O preço à vista do ouro estava praticamente idêntico ao futuro. Os investidores costumam decidir a direção do ouro observando o preço à vista, que reflete o lingote à pronta entrega.
Dados de emprego nos EUA é o verdadeiro teste para o ouro
É preciso ressaltar o seguinte: todos concordam que o teste decisivo para o ouro serão os dados do mercado de trabalho referentes a abril, nesta sexta-feira. Os números de emprego estão melhorando rapidamente nos Estados Unidos nos últimos três meses e a expectativa é que haja a criação de 978.000 vagas em abril, aumentando os ganhos de março de 916.000.
Thomas Westwater, analista do ouro do DailyFX, escreveu:
“O Fed acredita que a alta da inflação será transitória, sua palavra preferida, pois a vem repetindo insistentemente"
“Isso não quer dizer que os dados de emprego não irão mover os preços do ouro."

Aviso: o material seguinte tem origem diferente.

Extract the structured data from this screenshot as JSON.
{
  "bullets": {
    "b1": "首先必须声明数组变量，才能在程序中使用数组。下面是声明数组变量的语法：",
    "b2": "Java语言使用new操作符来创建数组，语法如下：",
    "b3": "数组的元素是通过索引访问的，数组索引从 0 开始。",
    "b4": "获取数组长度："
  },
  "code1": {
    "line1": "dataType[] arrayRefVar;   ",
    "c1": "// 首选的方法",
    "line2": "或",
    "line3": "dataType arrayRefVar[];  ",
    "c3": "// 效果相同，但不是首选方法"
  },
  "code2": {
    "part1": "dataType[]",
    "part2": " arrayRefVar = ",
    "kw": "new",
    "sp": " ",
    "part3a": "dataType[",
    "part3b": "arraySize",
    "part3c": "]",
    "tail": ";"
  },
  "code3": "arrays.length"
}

O ouro registrou uma intensa corrida em meados de 2020, quando disparou das mínimas de março abaixo de US$ 1500 até alcançar a máxima de quase US$ 2100 em agosto, respondendo a preocupações inflacionárias geradas pelo pacote de alívio fiscal dos EUA de US$ 3 trilhões contra a Covid-19.
O desenvolvimento de vacinas eficazes em novembro, além do otimismo econômico, fez com que o ouro fechasse 2020 um pouco abaixo de US$1900. Neste ano, o ouro acabou caindo para US$ 1800 em janeiro e depois colapsou para baixo de US$ 1660 em determinado momento de março.

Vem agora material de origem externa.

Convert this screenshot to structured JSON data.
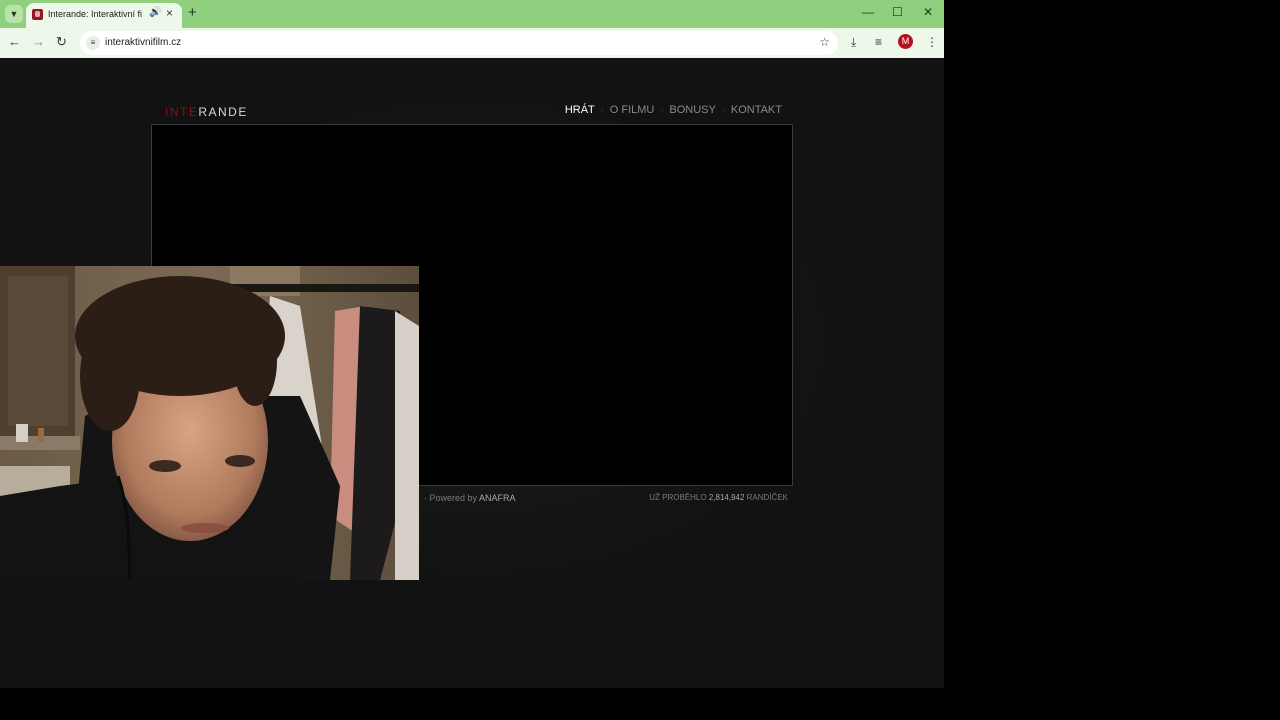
{
  "browser": {
    "tab_title": "Interande: Interaktivní film",
    "url": "interaktivnifilm.cz",
    "profile_initial": "M",
    "icons": {
      "tab_search": "chevron-down-icon",
      "audio": "speaker-icon",
      "close_tab": "close-icon",
      "new_tab": "plus-icon",
      "minimize": "minimize-icon",
      "maximize": "maximize-icon",
      "close_window": "close-icon",
      "back": "arrow-left-icon",
      "forward": "arrow-right-icon",
      "reload": "reload-icon",
      "site_info": "tune-icon",
      "bookmark": "star-icon",
      "download": "download-icon",
      "media": "media-control-icon",
      "menu": "kebab-menu-icon"
    },
    "colors": {
      "frame": "#8fcf7e",
      "toolbar": "#eef8ea",
      "profile": "#b3111b"
    }
  },
  "site": {
    "logo_accent": "INTE",
    "logo_main": "RANDE",
    "nav": [
      {
        "label": "HRÁT",
        "active": true
      },
      {
        "label": "O FILMU",
        "active": false
      },
      {
        "label": "BONUSY",
        "active": false
      },
      {
        "label": "KONTAKT",
        "active": false
      }
    ],
    "footer": {
      "powered_prefix": "· Powered by",
      "powered_brand": "ANAFRA",
      "stats_prefix": "UŽ PROBĚHLO",
      "stats_count": "2,814,942",
      "stats_suffix": "RANDÍČEK"
    },
    "colors": {
      "accent": "#8d0f15",
      "background": "#121212"
    }
  }
}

Essa fraqueza no ouro é surpreendente, se considerarmos a perspectiva de outro grande pacote estímulo contra a Covid-19 aprovado no congresso americano em março e os planos do governo Biden de gastar mais US$ 2,2 trilhões com infraestrutura.
Aviso de isenção: Barani Krishnan utiliza diversas visões além da sua para oferecer aos leitores uma variedade de análises sobre os mercados. A bem da neutralidade, ele apresenta visões e variáveis de mercado contrárias. O analista não possui posições nos ativos e commodities sobre os quais escreve.